Most agroforestry systems aim to increase or maintain the production and productivity of farming systems; reduce agricultural inputs and thus production costs; and diversify production by the use of trees or other woody perennials to produce, for example, food, fodder, lumber, building materials and woodfuel. Agroforestry systems may also create opportunities for small-scale forest-based enterprises. Agroforestry can help reduce rural poverty by increasing on-farm production and household income and by providing employment opportunities, and it can reduce the risk of economic failure by increasing the diversity of production within farming systems. 

Social benefits

Social benefits

An increase in production, productivity and product diversity through agroforestry can help improve the health and nutrition of the rural poor.
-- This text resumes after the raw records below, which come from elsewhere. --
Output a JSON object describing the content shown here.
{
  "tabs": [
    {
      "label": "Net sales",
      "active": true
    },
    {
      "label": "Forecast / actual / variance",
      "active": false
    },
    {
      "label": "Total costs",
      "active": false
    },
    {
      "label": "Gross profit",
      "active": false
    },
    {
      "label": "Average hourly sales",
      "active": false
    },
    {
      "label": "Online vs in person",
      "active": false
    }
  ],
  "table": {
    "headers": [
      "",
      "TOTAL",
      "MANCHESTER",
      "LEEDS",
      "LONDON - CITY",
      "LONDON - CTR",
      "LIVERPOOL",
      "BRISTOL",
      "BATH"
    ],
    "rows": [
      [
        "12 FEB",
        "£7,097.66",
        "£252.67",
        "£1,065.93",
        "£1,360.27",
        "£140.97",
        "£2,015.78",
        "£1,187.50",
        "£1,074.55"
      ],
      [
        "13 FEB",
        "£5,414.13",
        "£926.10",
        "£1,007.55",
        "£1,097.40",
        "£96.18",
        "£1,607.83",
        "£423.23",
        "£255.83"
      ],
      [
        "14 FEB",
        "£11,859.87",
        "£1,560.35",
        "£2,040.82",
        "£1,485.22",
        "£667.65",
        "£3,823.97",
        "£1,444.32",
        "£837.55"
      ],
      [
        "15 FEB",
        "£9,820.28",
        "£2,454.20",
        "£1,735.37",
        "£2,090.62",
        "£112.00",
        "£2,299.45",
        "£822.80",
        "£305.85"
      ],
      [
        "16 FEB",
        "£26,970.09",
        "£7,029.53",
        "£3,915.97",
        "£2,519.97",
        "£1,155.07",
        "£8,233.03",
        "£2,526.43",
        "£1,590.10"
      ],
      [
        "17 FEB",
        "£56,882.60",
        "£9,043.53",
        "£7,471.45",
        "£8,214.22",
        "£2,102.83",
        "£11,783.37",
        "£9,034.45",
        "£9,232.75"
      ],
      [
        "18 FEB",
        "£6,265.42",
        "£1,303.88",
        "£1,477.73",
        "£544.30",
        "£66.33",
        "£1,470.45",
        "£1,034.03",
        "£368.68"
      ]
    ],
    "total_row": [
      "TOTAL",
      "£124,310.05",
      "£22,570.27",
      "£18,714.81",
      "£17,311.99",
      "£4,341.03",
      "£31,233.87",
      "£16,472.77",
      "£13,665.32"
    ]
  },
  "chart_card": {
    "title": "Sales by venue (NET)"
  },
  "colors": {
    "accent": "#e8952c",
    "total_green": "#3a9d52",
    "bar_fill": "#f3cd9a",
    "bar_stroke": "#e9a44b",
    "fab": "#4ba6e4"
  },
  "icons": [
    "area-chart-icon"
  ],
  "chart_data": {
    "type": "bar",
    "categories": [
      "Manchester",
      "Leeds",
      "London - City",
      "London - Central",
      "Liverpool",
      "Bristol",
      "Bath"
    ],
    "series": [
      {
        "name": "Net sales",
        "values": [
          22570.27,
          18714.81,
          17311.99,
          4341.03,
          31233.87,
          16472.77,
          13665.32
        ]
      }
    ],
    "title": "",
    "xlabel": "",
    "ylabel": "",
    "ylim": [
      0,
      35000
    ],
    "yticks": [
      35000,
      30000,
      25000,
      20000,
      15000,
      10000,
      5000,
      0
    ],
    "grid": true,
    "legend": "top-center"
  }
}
The on-farm production of fuel, fodder and other tree products, otherwise collected from off-farm sources, can reduce the time and effort needed to obtain them (often lessening the burden on women) or save money if the products would otherwise be purchased. When the supply of labour changes at the household or community level (e.g. due to the seasonal out-migration of men), agroforestry offers options for maximizing output per labour input. The perpetuation of traditional agroforestry practices can help maintain social bonds established through mutual-help arrangements (e.g. in the case of shifting cultivation).

Environmental benefits

Environmental benefits

Agroforestry systems can provide a range of environmental services. For example, they can improve soil fertility, protect crops and livestock from wind, restore degraded lands, improve water conservation, limit pests and prevent soil erosion. If properly designed and managed, agroforestry systems can contribute to biodiversity conservation and climate-change adaptation and mitigation. If deployed inadequately, however, they may lead to decreases in production because of competition among trees and crops.

The adoption and appropriate implementation of agroforestry systems require a good understanding of those systems and a way of building knowledge in the light of experience. The dissemination of agroforestry practices and the provision of support for farmers are essential for the effective uptake of agroforestry. The development and up-scaling of traditional and improved agroforestry systems also requires an enabling environment, such as clear land and tree tenure, a robust legal framework, support for agroforestry product value chains, and coordination among the various sectors involved.